La Autoridad de Tránsito Municipal (ATM) tomó medidas inmediatas tras el incidente, cerrando la bajada del Puente de la Unidad Nacional y restringiendo la circulación vehicular en el paso a desnivel de la avenida Pedro Menéndez Gilbert. Estas acciones se llevaron a cabo mientras las autoridades realizaban las investigaciones pertinentes para esclarecer lo sucedido. Este ataque se produce en un contexto de creciente violencia en Guayaquil, donde las autoridades han intensificado los operativos contra empresas de seguridad privada, muchas de las cuales están presuntamente vinculadas a organizaciones delictivas.
### Contexto de la Violencia en Guayaquil
La violencia en Guayaquil ha alcanzado niveles alarmantes, con un aumento significativo en los casos de homicidios y ataques armados. En las últimas semanas, se han llevado a cabo varios allanamientos a empresas de seguridad en la ciudad, donde se han decomisado más de 260 armas de fuego, muchas de ellas con series numéricas alteradas o con inconsistencias en su documentación. Estos operativos han sido parte de un esfuerzo más amplio por parte de las autoridades para desmantelar redes delictivas que operan en la región.

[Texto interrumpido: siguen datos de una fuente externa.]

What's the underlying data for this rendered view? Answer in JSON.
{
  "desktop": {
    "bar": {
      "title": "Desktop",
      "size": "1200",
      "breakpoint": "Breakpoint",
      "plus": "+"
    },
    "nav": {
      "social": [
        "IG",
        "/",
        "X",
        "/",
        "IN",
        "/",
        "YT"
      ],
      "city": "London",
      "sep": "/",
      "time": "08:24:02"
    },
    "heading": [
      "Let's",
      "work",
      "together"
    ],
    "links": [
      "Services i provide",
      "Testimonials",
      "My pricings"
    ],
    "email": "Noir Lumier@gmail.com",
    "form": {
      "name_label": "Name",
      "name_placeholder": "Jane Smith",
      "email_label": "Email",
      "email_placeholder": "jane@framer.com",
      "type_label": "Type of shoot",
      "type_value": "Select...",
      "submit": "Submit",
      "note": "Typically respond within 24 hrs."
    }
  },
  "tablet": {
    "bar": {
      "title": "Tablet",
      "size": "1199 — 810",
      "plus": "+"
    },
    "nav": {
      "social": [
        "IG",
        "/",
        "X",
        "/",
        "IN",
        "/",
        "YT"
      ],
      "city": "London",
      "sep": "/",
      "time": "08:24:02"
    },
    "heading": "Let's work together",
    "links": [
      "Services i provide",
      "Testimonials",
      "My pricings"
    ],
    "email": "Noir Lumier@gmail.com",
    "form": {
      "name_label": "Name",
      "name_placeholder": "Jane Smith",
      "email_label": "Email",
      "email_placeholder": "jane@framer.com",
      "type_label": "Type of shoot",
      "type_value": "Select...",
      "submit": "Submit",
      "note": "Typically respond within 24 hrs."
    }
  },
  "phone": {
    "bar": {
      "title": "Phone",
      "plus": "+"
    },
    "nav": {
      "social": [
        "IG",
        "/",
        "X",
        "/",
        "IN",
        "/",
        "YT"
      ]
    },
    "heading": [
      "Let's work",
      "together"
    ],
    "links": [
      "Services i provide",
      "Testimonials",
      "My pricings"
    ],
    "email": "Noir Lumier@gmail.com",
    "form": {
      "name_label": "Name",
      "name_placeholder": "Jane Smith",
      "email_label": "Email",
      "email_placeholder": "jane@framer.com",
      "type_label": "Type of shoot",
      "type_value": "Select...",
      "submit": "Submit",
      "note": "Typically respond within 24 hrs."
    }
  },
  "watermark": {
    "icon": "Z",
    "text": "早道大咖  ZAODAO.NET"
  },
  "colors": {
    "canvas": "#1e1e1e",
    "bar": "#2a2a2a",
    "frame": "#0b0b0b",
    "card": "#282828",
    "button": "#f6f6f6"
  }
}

El fenómeno del sicariato, que se refiere a asesinatos por encargo, ha crecido en Guayaquil, convirtiéndose en un problema que afecta no solo a las víctimas directas, sino también a la percepción de seguridad de la población. La comunidad ha expresado su temor ante la posibilidad de que estos actos de violencia se normalicen, afectando la calidad de vida y la seguridad de los ciudadanos.
Los residentes de Urdesa Norte, donde ocurrió el reciente ataque, han manifestado su preocupación por la falta de seguridad en la zona. Muchos de ellos han señalado que la presencia de empresas de seguridad no ha sido suficiente para prevenir la violencia, y que se sienten cada vez más vulnerables ante la posibilidad de ser víctimas de un ataque. La situación se complica aún más por la percepción de que las fuerzas del orden no están haciendo lo suficiente para combatir el crimen organizado que opera en la ciudad.

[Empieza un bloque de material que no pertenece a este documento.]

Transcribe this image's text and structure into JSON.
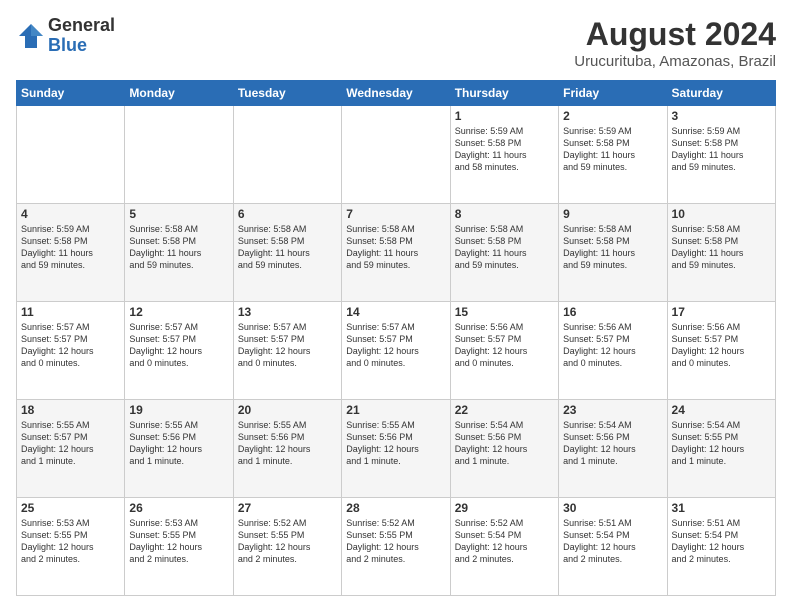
{
  "logo": {
    "general": "General",
    "blue": "Blue"
  },
  "title": {
    "month_year": "August 2024",
    "location": "Urucurituba, Amazonas, Brazil"
  },
  "weekdays": [
    "Sunday",
    "Monday",
    "Tuesday",
    "Wednesday",
    "Thursday",
    "Friday",
    "Saturday"
  ],
  "weeks": [
    [
      {
        "day": "",
        "info": ""
      },
      {
        "day": "",
        "info": ""
      },
      {
        "day": "",
        "info": ""
      },
      {
        "day": "",
        "info": ""
      },
      {
        "day": "1",
        "info": "Sunrise: 5:59 AM\nSunset: 5:58 PM\nDaylight: 11 hours\nand 58 minutes."
      },
      {
        "day": "2",
        "info": "Sunrise: 5:59 AM\nSunset: 5:58 PM\nDaylight: 11 hours\nand 59 minutes."
      },
      {
        "day": "3",
        "info": "Sunrise: 5:59 AM\nSunset: 5:58 PM\nDaylight: 11 hours\nand 59 minutes."
      }
    ],
    [
      {
        "day": "4",
        "info": "Sunrise: 5:59 AM\nSunset: 5:58 PM\nDaylight: 11 hours\nand 59 minutes."
      },
      {
        "day": "5",
        "info": "Sunrise: 5:58 AM\nSunset: 5:58 PM\nDaylight: 11 hours\nand 59 minutes."
      },
      {
        "day": "6",
        "info": "Sunrise: 5:58 AM\nSunset: 5:58 PM\nDaylight: 11 hours\nand 59 minutes."
      },
      {
        "day": "7",
        "info": "Sunrise: 5:58 AM\nSunset: 5:58 PM\nDaylight: 11 hours\nand 59 minutes."
      },
      {
        "day": "8",
        "info": "Sunrise: 5:58 AM\nSunset: 5:58 PM\nDaylight: 11 hours\nand 59 minutes."
      },
      {
        "day": "9",
        "info": "Sunrise: 5:58 AM\nSunset: 5:58 PM\nDaylight: 11 hours\nand 59 minutes."
      },
      {
        "day": "10",
        "info": "Sunrise: 5:58 AM\nSunset: 5:58 PM\nDaylight: 11 hours\nand 59 minutes."
      }
    ],
    [
      {
        "day": "11",
        "info": "Sunrise: 5:57 AM\nSunset: 5:57 PM\nDaylight: 12 hours\nand 0 minutes."
      },
      {
        "day": "12",
        "info": "Sunrise: 5:57 AM\nSunset: 5:57 PM\nDaylight: 12 hours\nand 0 minutes."
      },
      {
        "day": "13",
        "info": "Sunrise: 5:57 AM\nSunset: 5:57 PM\nDaylight: 12 hours\nand 0 minutes."
      },
      {
        "day": "14",
        "info": "Sunrise: 5:57 AM\nSunset: 5:57 PM\nDaylight: 12 hours\nand 0 minutes."
      },
      {
        "day": "15",
        "info": "Sunrise: 5:56 AM\nSunset: 5:57 PM\nDaylight: 12 hours\nand 0 minutes."
      },
      {
        "day": "16",
        "info": "Sunrise: 5:56 AM\nSunset: 5:57 PM\nDaylight: 12 hours\nand 0 minutes."
      },
      {
        "day": "17",
        "info": "Sunrise: 5:56 AM\nSunset: 5:57 PM\nDaylight: 12 hours\nand 0 minutes."
      }
    ],
    [
      {
        "day": "18",
        "info": "Sunrise: 5:55 AM\nSunset: 5:57 PM\nDaylight: 12 hours\nand 1 minute."
      },
      {
        "day": "19",
        "info": "Sunrise: 5:55 AM\nSunset: 5:56 PM\nDaylight: 12 hours\nand 1 minute."
      },
      {
        "day": "20",
        "info": "Sunrise: 5:55 AM\nSunset: 5:56 PM\nDaylight: 12 hours\nand 1 minute."
      },
      {
        "day": "21",
        "info": "Sunrise: 5:55 AM\nSunset: 5:56 PM\nDaylight: 12 hours\nand 1 minute."
      },
      {
        "day": "22",
        "info": "Sunrise: 5:54 AM\nSunset: 5:56 PM\nDaylight: 12 hours\nand 1 minute."
      },
      {
        "day": "23",
        "info": "Sunrise: 5:54 AM\nSunset: 5:56 PM\nDaylight: 12 hours\nand 1 minute."
      },
      {
        "day": "24",
        "info": "Sunrise: 5:54 AM\nSunset: 5:55 PM\nDaylight: 12 hours\nand 1 minute."
      }
    ],
    [
      {
        "day": "25",
        "info": "Sunrise: 5:53 AM\nSunset: 5:55 PM\nDaylight: 12 hours\nand 2 minutes."
      },
      {
        "day": "26",
        "info": "Sunrise: 5:53 AM\nSunset: 5:55 PM\nDaylight: 12 hours\nand 2 minutes."
      },
      {
        "day": "27",
        "info": "Sunrise: 5:52 AM\nSunset: 5:55 PM\nDaylight: 12 hours\nand 2 minutes."
      },
      {
        "day": "28",
        "info": "Sunrise: 5:52 AM\nSunset: 5:55 PM\nDaylight: 12 hours\nand 2 minutes."
      },
      {
        "day": "29",
        "info": "Sunrise: 5:52 AM\nSunset: 5:54 PM\nDaylight: 12 hours\nand 2 minutes."
      },
      {
        "day": "30",
        "info": "Sunrise: 5:51 AM\nSunset: 5:54 PM\nDaylight: 12 hours\nand 2 minutes."
      },
      {
        "day": "31",
        "info": "Sunrise: 5:51 AM\nSunset: 5:54 PM\nDaylight: 12 hours\nand 2 minutes."
      }
    ]
  ]
}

### Reacciones y Medidas a Tomar
La reacción de las autoridades ante este último ataque ha sido de condena, pero muchos ciudadanos se preguntan qué medidas concretas se están tomando para abordar la raíz del problema. La falta de confianza en las instituciones de seguridad ha llevado a un aumento en la demanda de medidas más efectivas para proteger a la población. Algunos expertos sugieren que es necesario un enfoque integral que no solo se centre en la represión del crimen, sino que también aborde las causas subyacentes de la violencia, como la pobreza, la falta de oportunidades y la desintegración social.

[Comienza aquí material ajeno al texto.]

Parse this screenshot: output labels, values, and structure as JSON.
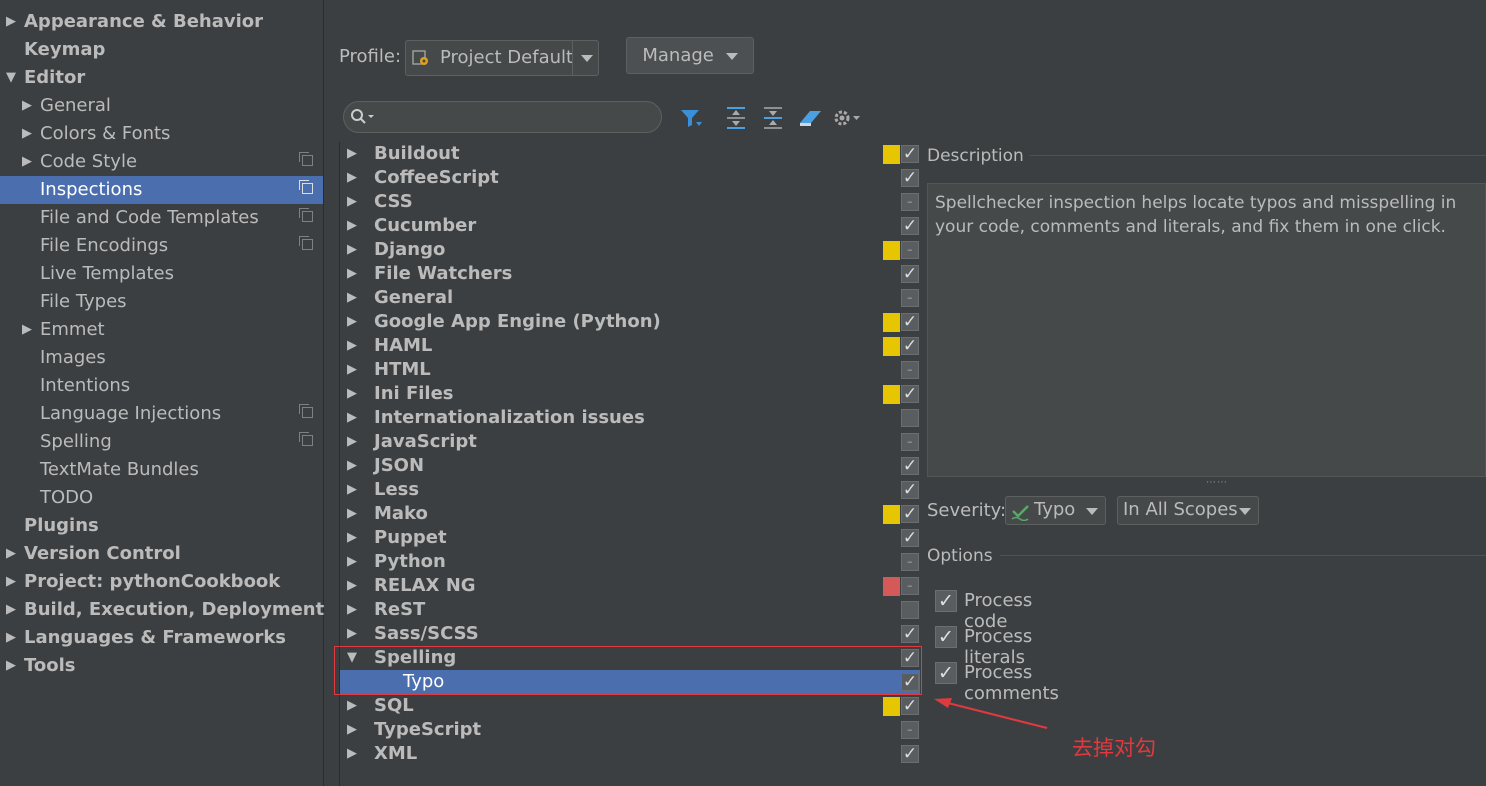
{
  "sidebar": {
    "items": [
      {
        "label": "Appearance & Behavior",
        "arrow": "right",
        "bold": true
      },
      {
        "label": "Keymap",
        "bold": true
      },
      {
        "label": "Editor",
        "arrow": "down",
        "bold": true
      },
      {
        "label": "General",
        "arrow": "right"
      },
      {
        "label": "Colors & Fonts",
        "arrow": "right"
      },
      {
        "label": "Code Style",
        "arrow": "right",
        "copy": true
      },
      {
        "label": "Inspections",
        "selected": true,
        "copy": true
      },
      {
        "label": "File and Code Templates",
        "copy": true
      },
      {
        "label": "File Encodings",
        "copy": true
      },
      {
        "label": "Live Templates"
      },
      {
        "label": "File Types"
      },
      {
        "label": "Emmet",
        "arrow": "right"
      },
      {
        "label": "Images"
      },
      {
        "label": "Intentions"
      },
      {
        "label": "Language Injections",
        "copy": true
      },
      {
        "label": "Spelling",
        "copy": true
      },
      {
        "label": "TextMate Bundles"
      },
      {
        "label": "TODO"
      },
      {
        "label": "Plugins",
        "bold": true
      },
      {
        "label": "Version Control",
        "arrow": "right",
        "bold": true
      },
      {
        "label": "Project: pythonCookbook",
        "arrow": "right",
        "bold": true
      },
      {
        "label": "Build, Execution, Deployment",
        "arrow": "right",
        "bold": true
      },
      {
        "label": "Languages & Frameworks",
        "arrow": "right",
        "bold": true
      },
      {
        "label": "Tools",
        "arrow": "right",
        "bold": true
      }
    ]
  },
  "profile": {
    "label": "Profile:",
    "value": "Project Default"
  },
  "manage": {
    "label": "Manage"
  },
  "search": {
    "placeholder": ""
  },
  "tree": {
    "rows": [
      {
        "label": "Buildout",
        "arrow": "right",
        "swatch": "#e5c600",
        "check": "checked"
      },
      {
        "label": "CoffeeScript",
        "arrow": "right",
        "check": "checked"
      },
      {
        "label": "CSS",
        "arrow": "right",
        "check": "mixed"
      },
      {
        "label": "Cucumber",
        "arrow": "right",
        "check": "checked"
      },
      {
        "label": "Django",
        "arrow": "right",
        "swatch": "#e5c600",
        "check": "mixed"
      },
      {
        "label": "File Watchers",
        "arrow": "right",
        "check": "checked"
      },
      {
        "label": "General",
        "arrow": "right",
        "check": "mixed"
      },
      {
        "label": "Google App Engine (Python)",
        "arrow": "right",
        "swatch": "#e5c600",
        "check": "checked"
      },
      {
        "label": "HAML",
        "arrow": "right",
        "swatch": "#e5c600",
        "check": "checked"
      },
      {
        "label": "HTML",
        "arrow": "right",
        "check": "mixed"
      },
      {
        "label": "Ini Files",
        "arrow": "right",
        "swatch": "#e5c600",
        "check": "checked"
      },
      {
        "label": "Internationalization issues",
        "arrow": "right",
        "check": "unchecked"
      },
      {
        "label": "JavaScript",
        "arrow": "right",
        "check": "mixed"
      },
      {
        "label": "JSON",
        "arrow": "right",
        "check": "checked"
      },
      {
        "label": "Less",
        "arrow": "right",
        "check": "checked"
      },
      {
        "label": "Mako",
        "arrow": "right",
        "swatch": "#e5c600",
        "check": "checked"
      },
      {
        "label": "Puppet",
        "arrow": "right",
        "check": "checked"
      },
      {
        "label": "Python",
        "arrow": "right",
        "check": "mixed"
      },
      {
        "label": "RELAX NG",
        "arrow": "right",
        "swatch": "#d45a5a",
        "check": "mixed"
      },
      {
        "label": "ReST",
        "arrow": "right",
        "check": "unchecked"
      },
      {
        "label": "Sass/SCSS",
        "arrow": "right",
        "check": "checked"
      },
      {
        "label": "Spelling",
        "arrow": "down",
        "check": "checked"
      },
      {
        "label": "Typo",
        "child": true,
        "selected": true,
        "check": "checked"
      },
      {
        "label": "SQL",
        "arrow": "right",
        "swatch": "#e5c600",
        "check": "checked"
      },
      {
        "label": "TypeScript",
        "arrow": "right",
        "check": "mixed"
      },
      {
        "label": "XML",
        "arrow": "right",
        "check": "checked"
      }
    ]
  },
  "description": {
    "title": "Description",
    "text": "Spellchecker inspection helps locate typos and misspelling in your code, comments and literals, and fix them in one click."
  },
  "severity": {
    "label": "Severity:",
    "value": "Typo",
    "scope": "In All Scopes"
  },
  "options": {
    "title": "Options",
    "items": [
      {
        "label": "Process code",
        "checked": true
      },
      {
        "label": "Process literals",
        "checked": true
      },
      {
        "label": "Process comments",
        "checked": true
      }
    ]
  },
  "annotation": {
    "text": "去掉对勾",
    "color": "#e0393e"
  }
}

Además, se ha planteado la necesidad de mejorar la colaboración entre las fuerzas de seguridad y la comunidad. La participación ciudadana en la vigilancia y la denuncia de actividades sospechosas podría ser un paso importante para recuperar la confianza en las instituciones y fomentar un entorno más seguro. Sin embargo, para que esto funcione, es esencial que los ciudadanos sientan que sus denuncias serán tomadas en serio y que habrá consecuencias para los delincuentes.
La situación en Guayaquil es un recordatorio de que la violencia no es solo un problema de las autoridades, sino que requiere la participación activa de toda la sociedad. La lucha contra el crimen organizado y la violencia debe ser un esfuerzo conjunto, donde cada ciudadano tenga un papel que desempeñar en la construcción de un entorno más seguro para todos. Mientras tanto, la comunidad sigue esperando respuestas y soluciones efectivas que les permitan vivir sin miedo.